Prawns and Mussels
Vincent van Gogh·1886
Historical Context
Among the more unusual still-life subjects Van Gogh chose during his Paris period, this 1886 study of prawns and mussels at the Van Gogh Museum reflects both his democratic approach to subject matter and his engagement with the Dutch tradition of fish and shellfish still life that ran from seventeenth-century examples through the nineteenth century. He was also making a conscious point about what painting was for: where Impressionist flower still lifes cultivated a certain bourgeois prettiness, shellfish on a kitchen surface spoke directly of the actual daily nourishment of working people.
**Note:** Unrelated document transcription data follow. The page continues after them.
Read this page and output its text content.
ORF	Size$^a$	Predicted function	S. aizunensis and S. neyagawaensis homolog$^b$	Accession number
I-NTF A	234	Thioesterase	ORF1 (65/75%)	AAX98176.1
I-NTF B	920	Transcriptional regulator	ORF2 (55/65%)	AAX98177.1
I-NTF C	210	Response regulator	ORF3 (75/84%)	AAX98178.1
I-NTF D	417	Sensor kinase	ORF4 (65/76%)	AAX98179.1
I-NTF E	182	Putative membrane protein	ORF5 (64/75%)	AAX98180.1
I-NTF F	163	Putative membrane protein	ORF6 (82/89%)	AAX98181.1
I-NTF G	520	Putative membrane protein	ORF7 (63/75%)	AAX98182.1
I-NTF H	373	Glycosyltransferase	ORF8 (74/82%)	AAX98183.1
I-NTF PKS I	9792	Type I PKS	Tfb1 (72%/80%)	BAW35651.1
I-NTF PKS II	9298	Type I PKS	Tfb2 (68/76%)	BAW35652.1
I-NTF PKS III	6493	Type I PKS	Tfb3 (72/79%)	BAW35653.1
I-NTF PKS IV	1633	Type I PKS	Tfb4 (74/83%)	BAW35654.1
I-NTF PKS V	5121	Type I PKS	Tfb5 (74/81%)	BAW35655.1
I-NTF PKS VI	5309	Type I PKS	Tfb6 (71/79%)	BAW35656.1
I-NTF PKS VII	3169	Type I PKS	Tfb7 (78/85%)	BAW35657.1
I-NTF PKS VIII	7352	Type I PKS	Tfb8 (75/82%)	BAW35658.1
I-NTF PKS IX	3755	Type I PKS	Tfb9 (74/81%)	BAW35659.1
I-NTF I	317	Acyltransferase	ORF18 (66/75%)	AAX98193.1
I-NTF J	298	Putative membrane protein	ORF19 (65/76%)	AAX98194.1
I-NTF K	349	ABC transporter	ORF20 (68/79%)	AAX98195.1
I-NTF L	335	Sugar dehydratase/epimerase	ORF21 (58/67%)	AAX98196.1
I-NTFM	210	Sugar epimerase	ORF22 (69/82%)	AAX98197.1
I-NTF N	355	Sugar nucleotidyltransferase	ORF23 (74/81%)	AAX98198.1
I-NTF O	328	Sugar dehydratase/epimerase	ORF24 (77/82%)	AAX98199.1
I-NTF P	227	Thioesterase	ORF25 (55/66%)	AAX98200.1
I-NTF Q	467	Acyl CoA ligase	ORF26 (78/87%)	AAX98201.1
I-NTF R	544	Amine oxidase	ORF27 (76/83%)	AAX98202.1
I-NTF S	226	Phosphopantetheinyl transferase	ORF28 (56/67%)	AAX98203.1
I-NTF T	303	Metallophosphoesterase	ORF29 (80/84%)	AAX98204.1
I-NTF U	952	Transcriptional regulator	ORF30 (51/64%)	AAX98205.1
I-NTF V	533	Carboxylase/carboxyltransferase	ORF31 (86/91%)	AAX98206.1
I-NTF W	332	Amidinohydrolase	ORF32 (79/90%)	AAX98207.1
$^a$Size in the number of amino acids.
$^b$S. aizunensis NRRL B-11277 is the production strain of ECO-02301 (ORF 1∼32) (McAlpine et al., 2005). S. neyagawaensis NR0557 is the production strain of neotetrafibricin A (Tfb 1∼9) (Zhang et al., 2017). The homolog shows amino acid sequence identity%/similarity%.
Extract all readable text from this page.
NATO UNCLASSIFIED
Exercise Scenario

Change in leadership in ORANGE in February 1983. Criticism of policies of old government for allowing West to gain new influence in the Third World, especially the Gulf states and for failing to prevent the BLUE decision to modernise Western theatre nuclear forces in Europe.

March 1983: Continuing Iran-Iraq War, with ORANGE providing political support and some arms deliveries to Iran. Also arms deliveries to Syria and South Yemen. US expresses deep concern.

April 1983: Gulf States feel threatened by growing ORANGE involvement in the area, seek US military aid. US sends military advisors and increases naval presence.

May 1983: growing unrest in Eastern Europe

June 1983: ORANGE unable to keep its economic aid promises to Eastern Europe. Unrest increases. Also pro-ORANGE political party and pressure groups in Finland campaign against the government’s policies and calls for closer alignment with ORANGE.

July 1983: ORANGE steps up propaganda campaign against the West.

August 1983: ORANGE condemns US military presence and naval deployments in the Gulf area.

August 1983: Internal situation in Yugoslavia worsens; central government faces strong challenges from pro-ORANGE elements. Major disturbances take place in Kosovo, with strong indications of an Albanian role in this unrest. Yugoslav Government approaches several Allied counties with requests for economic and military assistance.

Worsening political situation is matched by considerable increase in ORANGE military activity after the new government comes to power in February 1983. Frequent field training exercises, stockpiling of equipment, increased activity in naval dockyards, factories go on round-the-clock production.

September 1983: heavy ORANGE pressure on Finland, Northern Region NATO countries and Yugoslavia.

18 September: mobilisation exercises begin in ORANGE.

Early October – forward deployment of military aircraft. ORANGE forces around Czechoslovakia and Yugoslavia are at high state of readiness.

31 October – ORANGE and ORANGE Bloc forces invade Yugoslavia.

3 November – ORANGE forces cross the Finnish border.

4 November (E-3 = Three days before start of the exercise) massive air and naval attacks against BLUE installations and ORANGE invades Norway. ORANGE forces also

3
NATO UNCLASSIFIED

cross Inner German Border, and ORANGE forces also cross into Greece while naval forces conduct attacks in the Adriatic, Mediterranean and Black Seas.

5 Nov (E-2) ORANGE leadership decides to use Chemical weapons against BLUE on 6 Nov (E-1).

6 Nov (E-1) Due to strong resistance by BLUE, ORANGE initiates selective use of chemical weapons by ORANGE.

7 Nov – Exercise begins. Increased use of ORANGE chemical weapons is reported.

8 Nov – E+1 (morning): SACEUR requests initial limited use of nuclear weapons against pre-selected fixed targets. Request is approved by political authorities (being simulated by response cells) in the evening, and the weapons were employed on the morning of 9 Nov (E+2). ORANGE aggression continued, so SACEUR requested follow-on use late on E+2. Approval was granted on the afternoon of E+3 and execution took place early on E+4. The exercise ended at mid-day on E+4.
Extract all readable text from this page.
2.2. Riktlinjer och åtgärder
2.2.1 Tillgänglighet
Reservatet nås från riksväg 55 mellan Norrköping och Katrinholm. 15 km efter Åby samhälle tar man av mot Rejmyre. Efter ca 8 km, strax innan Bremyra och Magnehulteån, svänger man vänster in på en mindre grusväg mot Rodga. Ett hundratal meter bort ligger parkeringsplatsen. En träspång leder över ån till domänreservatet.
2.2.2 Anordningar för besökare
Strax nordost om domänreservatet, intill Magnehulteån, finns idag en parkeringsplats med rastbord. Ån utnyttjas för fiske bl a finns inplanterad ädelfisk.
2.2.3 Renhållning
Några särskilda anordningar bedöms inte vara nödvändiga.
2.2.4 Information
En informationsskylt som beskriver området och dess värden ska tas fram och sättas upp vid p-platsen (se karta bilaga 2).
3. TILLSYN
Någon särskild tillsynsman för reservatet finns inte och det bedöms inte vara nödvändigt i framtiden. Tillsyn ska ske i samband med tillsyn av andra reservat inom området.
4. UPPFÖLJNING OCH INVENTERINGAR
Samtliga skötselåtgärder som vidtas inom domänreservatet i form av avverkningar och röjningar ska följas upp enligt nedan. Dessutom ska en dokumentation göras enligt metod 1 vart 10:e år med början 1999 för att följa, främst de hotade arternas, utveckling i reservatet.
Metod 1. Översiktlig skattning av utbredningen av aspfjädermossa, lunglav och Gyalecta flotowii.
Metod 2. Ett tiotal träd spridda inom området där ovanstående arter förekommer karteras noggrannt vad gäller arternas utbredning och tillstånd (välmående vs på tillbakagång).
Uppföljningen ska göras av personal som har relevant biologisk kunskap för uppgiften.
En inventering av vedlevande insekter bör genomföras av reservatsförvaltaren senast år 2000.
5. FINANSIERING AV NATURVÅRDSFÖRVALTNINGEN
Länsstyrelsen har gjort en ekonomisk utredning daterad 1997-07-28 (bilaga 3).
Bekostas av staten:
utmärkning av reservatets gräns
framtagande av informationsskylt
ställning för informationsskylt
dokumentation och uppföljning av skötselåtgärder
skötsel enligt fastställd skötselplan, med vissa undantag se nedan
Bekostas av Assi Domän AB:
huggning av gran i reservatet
The technical challenge of rendering the different textures — prawn segments, mussel shells, their contrasting surface qualities — was also genuine: no two objects in the arrangement presented the same material or chromatic problem, and working through all of them required the full range of the observational skills he was developing. Van Gogh Museum, Amsterdam.
Technical Analysis
The different textures of prawns and mussels are distinguished through contrasting brushwork: the prawns' segmented shells built up in layered strokes of pink and orange, the mussels' smooth surfaces rendered more flatly with subtle blue-grey iridescence. The interplay of organic forms creates an informal compositional arrangement.
Look Closer
- ◆The prawns are rendered with the pink-orange warmth of fresh shellfish just out of the water.
- ◆The mussels' dark blue-black shells create a tonal contrast with the paler prawns alongside them.
- ◆The Dutch tradition of fish still life is visible in the composition's directness and simplicity.
- ◆The dark background gives the shellfish focused attention without any competing spatial description.